Behavioral Extinction
DBT FoundationalSo one aspect of learning theory that we use in DBT is called extinction. This is when we've identified that a target behavior, a problematic behavior we're trying to decrease in frequency, is likely under the control of reinforcement. And so what we need to do is actually remove the reinforcement so that pretty soon that behavior is not getting reinforced and likely will decrease in frequency. This is based on the idea that the behavior has been paired in the past with the reinforcer.
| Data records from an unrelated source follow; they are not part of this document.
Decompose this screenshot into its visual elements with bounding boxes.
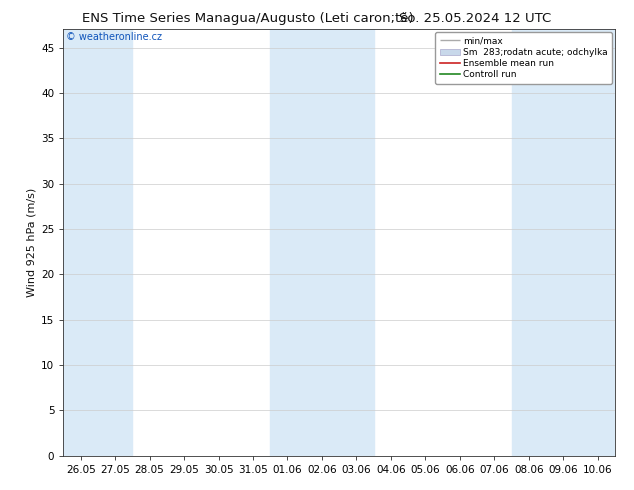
Y-axis label: Wind 925 hPa (m/s): Wind 925 hPa (m/s)	[27, 188, 37, 297]
Text: So. 25.05.2024 12 UTC: So. 25.05.2024 12 UTC	[399, 12, 552, 25]
Bar	[63, 29, 133, 456]
Text: © weatheronline.cz: © weatheronline.cz	[66, 31, 162, 42]
Bar	[512, 29, 615, 456]
Text: ENS Time Series Managua/Augusto (Leti caron;tě): ENS Time Series Managua/Augusto (Leti ca…	[82, 12, 414, 25]
Bar	[270, 29, 373, 456]
Legend: min/max, Sm  283;rodatn acute; odchylka, Ensemble mean run, Controll run: min/max, Sm 283;rodatn acute; odchylka, …	[435, 32, 612, 84]
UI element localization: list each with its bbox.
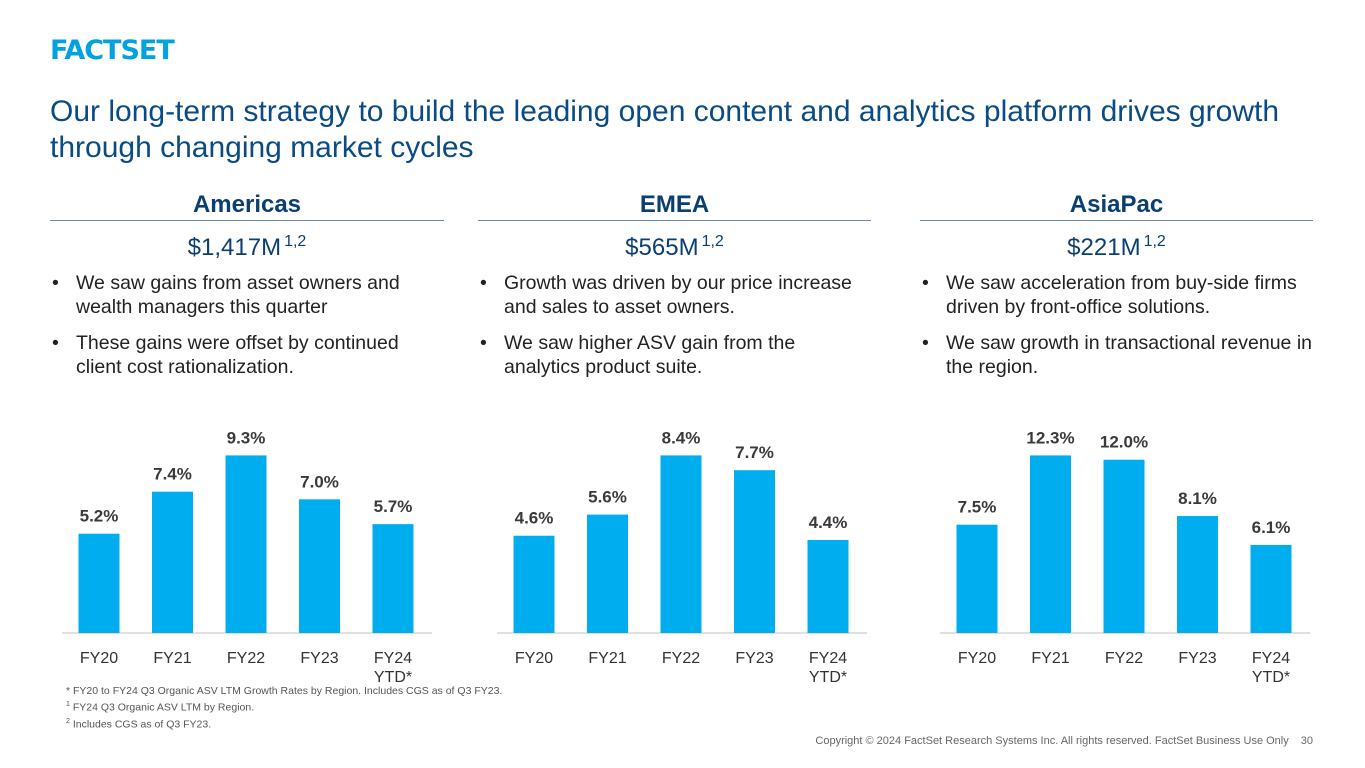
region-name: EMEA xyxy=(639,191,710,218)
bar xyxy=(372,524,414,633)
data-label: 6.1% xyxy=(1252,518,1291,537)
bar xyxy=(956,524,998,633)
bar xyxy=(1177,516,1218,633)
x-tick-label: FY24 YTD* xyxy=(374,650,412,686)
bullet-item: These gains were offset by continued cli… xyxy=(50,331,444,379)
footnote-text: Includes CGS as of Q3 FY23. xyxy=(69,718,212,730)
x-tick-label: FY23 xyxy=(300,650,338,667)
data-label: 5.2% xyxy=(80,507,119,526)
americas-growth-chart: 5.2% FY20 7.4% FY21 9.3% FY22 7.0% FY23 5.7% FY24… xyxy=(62,428,432,686)
copyright-footer: Copyright © 2024 FactSet Research System… xyxy=(815,735,1313,747)
footnote-marker: 2 xyxy=(66,717,70,725)
asv-value: $1,417M xyxy=(187,234,282,261)
bar xyxy=(78,533,120,633)
x-tick-label: FY21 xyxy=(1031,650,1069,667)
data-label: 5.7% xyxy=(374,497,413,516)
footnote-marker: 1 xyxy=(66,701,70,708)
footnotes: * FY20 to FY24 Q3 Organic ASV LTM Growth… xyxy=(66,685,502,731)
data-label: 5.6% xyxy=(588,488,627,507)
page-number: 30 xyxy=(1300,735,1313,747)
asv-footnote-ref: 1,2 xyxy=(284,233,307,250)
bar xyxy=(225,455,267,633)
data-label: 4.6% xyxy=(515,509,554,528)
x-tick-label: FY23 xyxy=(735,650,773,667)
data-label: 7.4% xyxy=(153,465,192,484)
bullet-item: We saw higher ASV gain from the analytic… xyxy=(478,331,871,379)
footnote: * FY20 to FY24 Q3 Organic ASV LTM Growth… xyxy=(66,685,503,697)
x-tick-label: FY22 xyxy=(227,650,265,667)
x-tick-label: FY20 xyxy=(515,650,553,667)
bullet-list: We saw gains from asset owners and wealt… xyxy=(50,271,444,379)
bar xyxy=(1250,544,1292,633)
bar xyxy=(660,455,702,633)
bar xyxy=(734,470,775,633)
data-label: 8.1% xyxy=(1178,489,1217,508)
footnote: 2 Includes CGS as of Q3 FY23. xyxy=(66,715,502,732)
asv-footnote-ref: 1,2 xyxy=(701,233,724,250)
asiapac-growth-chart: 7.5% FY20 12.3% FY21 12.0% FY22 8.1% FY23 6.1% FY… xyxy=(940,428,1310,686)
x-tick-label: FY22 xyxy=(662,650,700,667)
divider xyxy=(920,220,1313,221)
bar xyxy=(1103,459,1145,633)
bullet-item: We saw acceleration from buy-side firms … xyxy=(920,271,1313,319)
region-name: Americas xyxy=(192,191,302,218)
data-label: 9.3% xyxy=(227,428,266,447)
region-name: AsiaPac xyxy=(1069,191,1164,218)
bar xyxy=(299,499,340,633)
data-label: 7.5% xyxy=(958,498,997,517)
asv-value: $565M xyxy=(625,234,699,261)
divider xyxy=(50,220,444,221)
data-label: 7.0% xyxy=(300,472,339,491)
x-tick-label: FY22 xyxy=(1105,650,1143,667)
region-asv: $1,417M 1,2 xyxy=(50,227,444,263)
page-title: Our long-term strategy to build the lead… xyxy=(50,95,1280,164)
x-tick-label: FY23 xyxy=(1178,650,1216,667)
bar xyxy=(152,491,193,633)
bar xyxy=(807,539,849,633)
x-tick-label: FY24 YTD* xyxy=(1252,650,1290,686)
x-tick-label: FY21 xyxy=(153,650,191,667)
footnote: 1 FY24 Q3 Organic ASV LTM by Region. xyxy=(66,698,502,715)
asv-footnote-ref: 1,2 xyxy=(1143,233,1166,250)
data-label: 4.4% xyxy=(809,513,848,532)
bar xyxy=(1030,455,1071,633)
bullet-item: We saw growth in transactional revenue i… xyxy=(920,331,1313,379)
data-label: 7.7% xyxy=(735,443,774,462)
footnote-text: FY24 Q3 Organic ASV LTM by Region. xyxy=(69,701,255,714)
x-tick-label: FY20 xyxy=(80,650,118,667)
bullet-item: Growth was driven by our price increase … xyxy=(478,271,871,319)
x-tick-label: FY21 xyxy=(588,650,626,667)
region-asv: $221M 1,2 xyxy=(920,227,1313,263)
bar xyxy=(587,514,628,633)
bullet-list: Growth was driven by our price increase … xyxy=(478,271,871,379)
x-tick-label: FY20 xyxy=(958,650,996,667)
region-asv: $565M 1,2 xyxy=(478,227,871,263)
factset-logo: FACTSET xyxy=(50,35,175,66)
data-label: 12.3% xyxy=(1026,428,1074,447)
bullet-item: We saw gains from asset owners and wealt… xyxy=(50,271,444,319)
emea-growth-chart: 4.6% FY20 5.6% FY21 8.4% FY22 7.7% FY23 4.4% FY24… xyxy=(497,428,867,686)
data-label: 12.0% xyxy=(1100,433,1148,452)
data-label: 8.4% xyxy=(662,428,701,447)
divider xyxy=(478,220,871,221)
bar xyxy=(513,535,555,633)
x-tick-label: FY24 YTD* xyxy=(809,650,847,686)
asv-value: $221M xyxy=(1067,234,1141,261)
copyright-text: Copyright © 2024 FactSet Research System… xyxy=(815,735,1289,747)
bullet-list: We saw acceleration from buy-side firms … xyxy=(920,271,1313,379)
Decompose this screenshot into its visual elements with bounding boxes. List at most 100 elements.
There's a a bond, and so extinction is a process of weakening that bond over time. It's important to know that if you're using extinction, there is likely to be what we call an extinction burst. And this is what happens when the reinforcer is taken away. The behavior itself is likely to increase in frequency and possibly intensity to try to gain that reinforcer that it's expecting. And so, absolutely, you do not wanna reinforce during an extinction burst. If you can get over that hump, then it's likely to have really weakened the the behavior a lot.
But if you accidentally jump in and, you know, provide that reinforcer, you have to start all over again. A really common method of extinction happens with children in the grocery store. If you have a kid who is asking for candy, whining about candy, and perhaps in the past you've given in, you've been embarrassed about other people in the grocery store, and so you've just given them the candy that they want. But now, you're realizing you've created a problem, and so you want to definitely extinguish that whining behavior.
So what's gonna happen is your kid is gonna start whining and they're gonna ask for candy and you're gonna say, no, you're whining, no candy. Once they realize you are not reinforcing that behavior, it's likely that your kid is gonna ramp it up. Right? They're gonna whine louder, more frequently, more voraciously, and the last thing you wanna do is give them candy when they do that. Because guess what? Over time, they're likely to jump to the more voracious, the more rapid, the louder version of their whining, and now you've really set yourself up.
This is actually a core part of why a lot of our clients are engaging in pretty extreme behaviors. This is what happens in an invalidating environment where smaller kind of lower level requests for help or expressions of distress are essentially ignored or not validated, not responded to in a positive way. And so our clients understandably kinda ramp things up. They get more extreme. They find new creative ways to express their distress and to get their needs met.
And it's not until those are really big and really extreme that they get what they need.